A ce point, nous devons nous rappeler que Nilis était sans doute l'un des membres les plus dévoués de l'illustre club des joueurs ayant brillé de mille feux en Eredivisie. Le football moderne est marqué par les buteurs s'étant appliqué à se faire les dents dans l'élite du football hollandais (Marco Van Basten, Ruud Van Nistelrooy) ou s'en étant servi comme un tremplin pour un football plus huppé (Romario, Ronaldo, Luis Suarez).
Pour chacun d'eux ayant brillé en Hollande et ailleurs, nous trouvons également des Mateja Kezman, Alfonso Alves ou Wilfried Bony. Il est clair que les surperformances en Eredivisie ne sont pas un baromètre imbattable, mais le cas Nilis vous oblige à regarder plus loin que les chiffres. Ses pieds droit et gauche étaient pour lui comme un couteau suisse de solutions à marquer des buts.
L'heure de l'arrivée de Nilis aux Pays-Bas est venue bien plus tard dans sa carrière que pour ses illustres prédécesseurs. Huit saisons à Anderlecht, pour 127 buts en 224 matchs de championnat, le tout démarrant par un but en quart de finale de Coupe d'Europe face au Bayern Munich en tant qu'adolescent et se finissant par un départ au PSV pour 100 millions de Francs Belges (moins de 3m €).
En 1994, a 27 ans, Nilis choisit finalement de quitter le nid, mais pas trop loin. Eindhoven se trouve de l'autre côté de la frontière, à seulement 1h de voiture de son village d'enfance, Zonhoven où il avait marqué 106 buts en une saison en équipe de jeunes. Le transfert était facilité, en effet son ancien coach à Anderlecht Aad de Mos avait été nommé au PSV, mais celui-ci avait du mal à convaincre son directeur technique, Frank Arnesen, de la qualité du buteur.

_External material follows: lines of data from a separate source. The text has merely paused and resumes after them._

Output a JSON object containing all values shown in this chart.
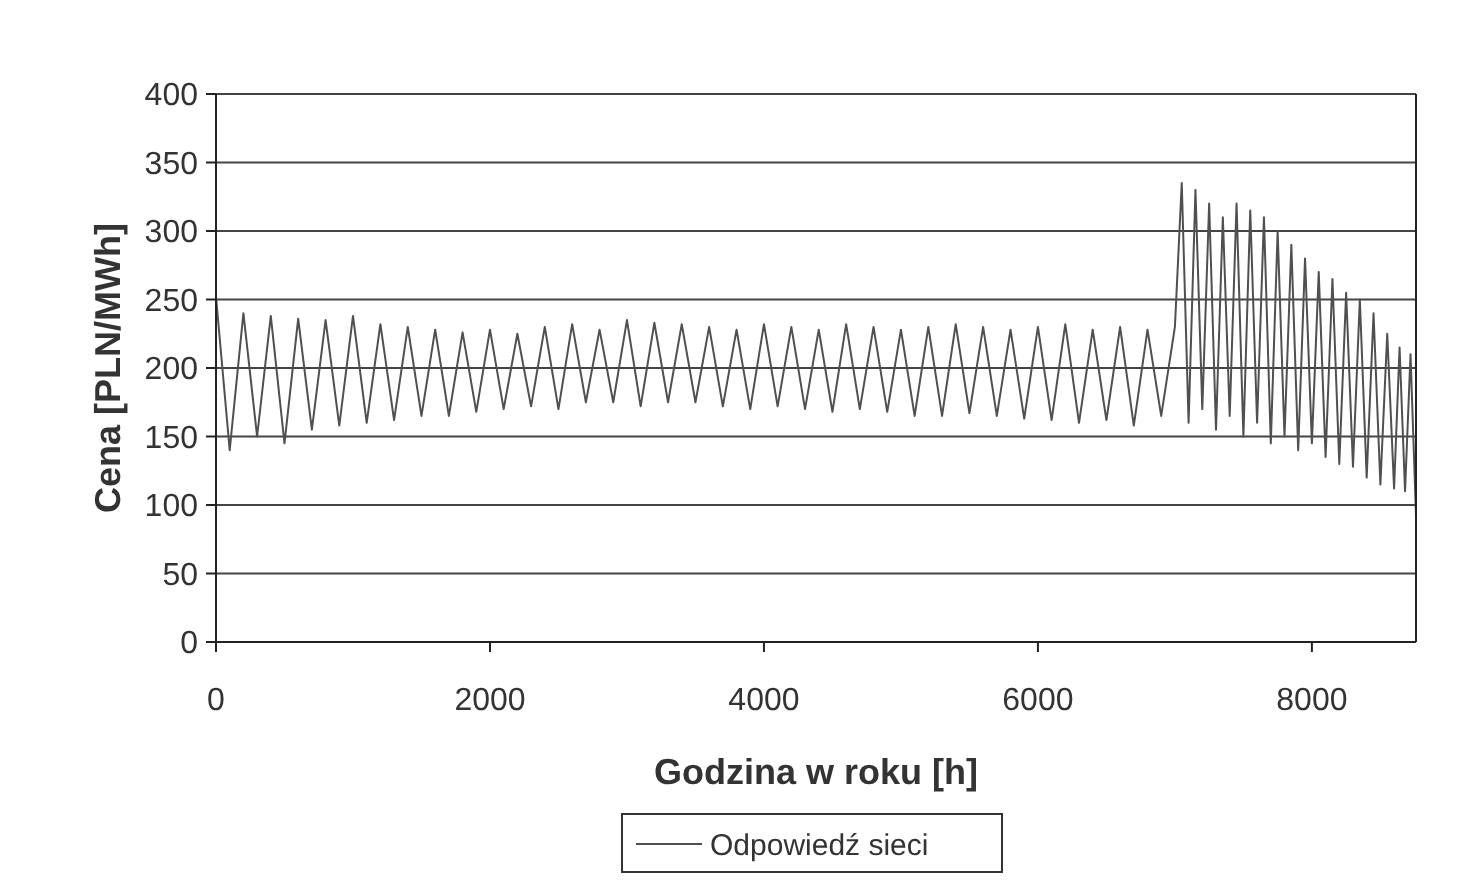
{
  "chart_data": {
    "type": "line",
    "xlabel": "Godzina w roku [h]",
    "ylabel": "Cena [PLN/MWh]",
    "xlim": [
      0,
      8760
    ],
    "xticks": [
      0,
      2000,
      4000,
      6000,
      8000
    ],
    "ylim": [
      0,
      400
    ],
    "yticks": [
      0,
      50,
      100,
      150,
      200,
      250,
      300,
      350,
      400
    ],
    "grid": "y",
    "legend": "bottom",
    "marker": "none",
    "line_style": "solid",
    "series": [
      {
        "name": "Odpowiedź sieci",
        "color": "#505050",
        "x": [
          0,
          100,
          200,
          300,
          400,
          500,
          600,
          700,
          800,
          900,
          1000,
          1100,
          1200,
          1300,
          1400,
          1500,
          1600,
          1700,
          1800,
          1900,
          2000,
          2100,
          2200,
          2300,
          2400,
          2500,
          2600,
          2700,
          2800,
          2900,
          3000,
          3100,
          3200,
          3300,
          3400,
          3500,
          3600,
          3700,
          3800,
          3900,
          4000,
          4100,
          4200,
          4300,
          4400,
          4500,
          4600,
          4700,
          4800,
          4900,
          5000,
          5100,
          5200,
          5300,
          5400,
          5500,
          5600,
          5700,
          5800,
          5900,
          6000,
          6100,
          6200,
          6300,
          6400,
          6500,
          6600,
          6700,
          6800,
          6900,
          7000,
          7050,
          7100,
          7150,
          7200,
          7250,
          7300,
          7350,
          7400,
          7450,
          7500,
          7550,
          7600,
          7650,
          7700,
          7750,
          7800,
          7850,
          7900,
          7950,
          8000,
          8050,
          8100,
          8150,
          8200,
          8250,
          8300,
          8350,
          8400,
          8450,
          8500,
          8550,
          8600,
          8640,
          8680,
          8720,
          8760
        ],
        "values": [
          252,
          140,
          240,
          150,
          238,
          145,
          236,
          155,
          235,
          158,
          238,
          160,
          232,
          162,
          230,
          165,
          228,
          165,
          226,
          168,
          228,
          170,
          225,
          172,
          230,
          170,
          232,
          175,
          228,
          175,
          235,
          172,
          233,
          175,
          232,
          175,
          230,
          172,
          228,
          170,
          232,
          172,
          230,
          170,
          228,
          168,
          232,
          170,
          230,
          168,
          228,
          165,
          230,
          165,
          232,
          167,
          230,
          165,
          228,
          163,
          230,
          162,
          232,
          160,
          228,
          162,
          230,
          158,
          228,
          165,
          230,
          335,
          160,
          330,
          170,
          320,
          155,
          310,
          165,
          320,
          150,
          315,
          160,
          310,
          145,
          300,
          150,
          290,
          140,
          280,
          145,
          270,
          135,
          265,
          130,
          255,
          128,
          250,
          120,
          240,
          115,
          225,
          112,
          215,
          110,
          210,
          92
        ]
      }
    ]
  }
}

De Mos avait alors une compilation pour démontrer la qualité et la variété des buts de Nilis. Il la présenta aux décideurs du PSV avec ces mots : "Voici Luc Nilis, bon visionnage !".
Luc Nilis manqua sa chance de jouer aux côtés de Romario, parti à Barcelone, mais pu se rassurer avec l'arrivée d'un jeune joueur de 17 ans, un certain Ronaldo Luis Nazario de Lima.
"J'ai joué avec de grands joueurs comme Figo, Romaro, Zidane, Rivaldo, Djorkaeff ou Raúl“ déclarera Ronaldo par la suite, "mais celui avec lequel j'ai fait le plus d'étincelles était Luc Nilis".
Quand l'Ajax flirtait avec la perfection collective, étant invaincu en Eredivisie et écrasant la Ligue des Champions, la force offensive du PSV s'attirait toutes les louanges. Ronaldo marquait 30 buts en championnat, 12 de plus que n'importe qui, et Nilis était élu Voetballer van het Jaar. Peut-être était-il destiné à marquer de son empreinte le football en tant que pourvoyeur de ballons magique pour des attaquants plus mobiles – en témoignent ce subtil petit pont suivi d'une passe parfaite dans la profondeur..
Ce n'est pas que les clubs européens ne le voulaient pas. Dick Advocaat voulait le ramener aux Rangers, tout comme une étape en Ligue 1, au Paris Saint-Germain ou à Bordeaux aurait pu se faire. Mais non..
En marquant constamment en Eredivise, Nilis maintenait un record respectable dans les compétitions européennes. Mais, e PSV baissait un peu dans ses ambitions, une décennie après que Guus Hidding les amena au titre de champions d'Europe 1988.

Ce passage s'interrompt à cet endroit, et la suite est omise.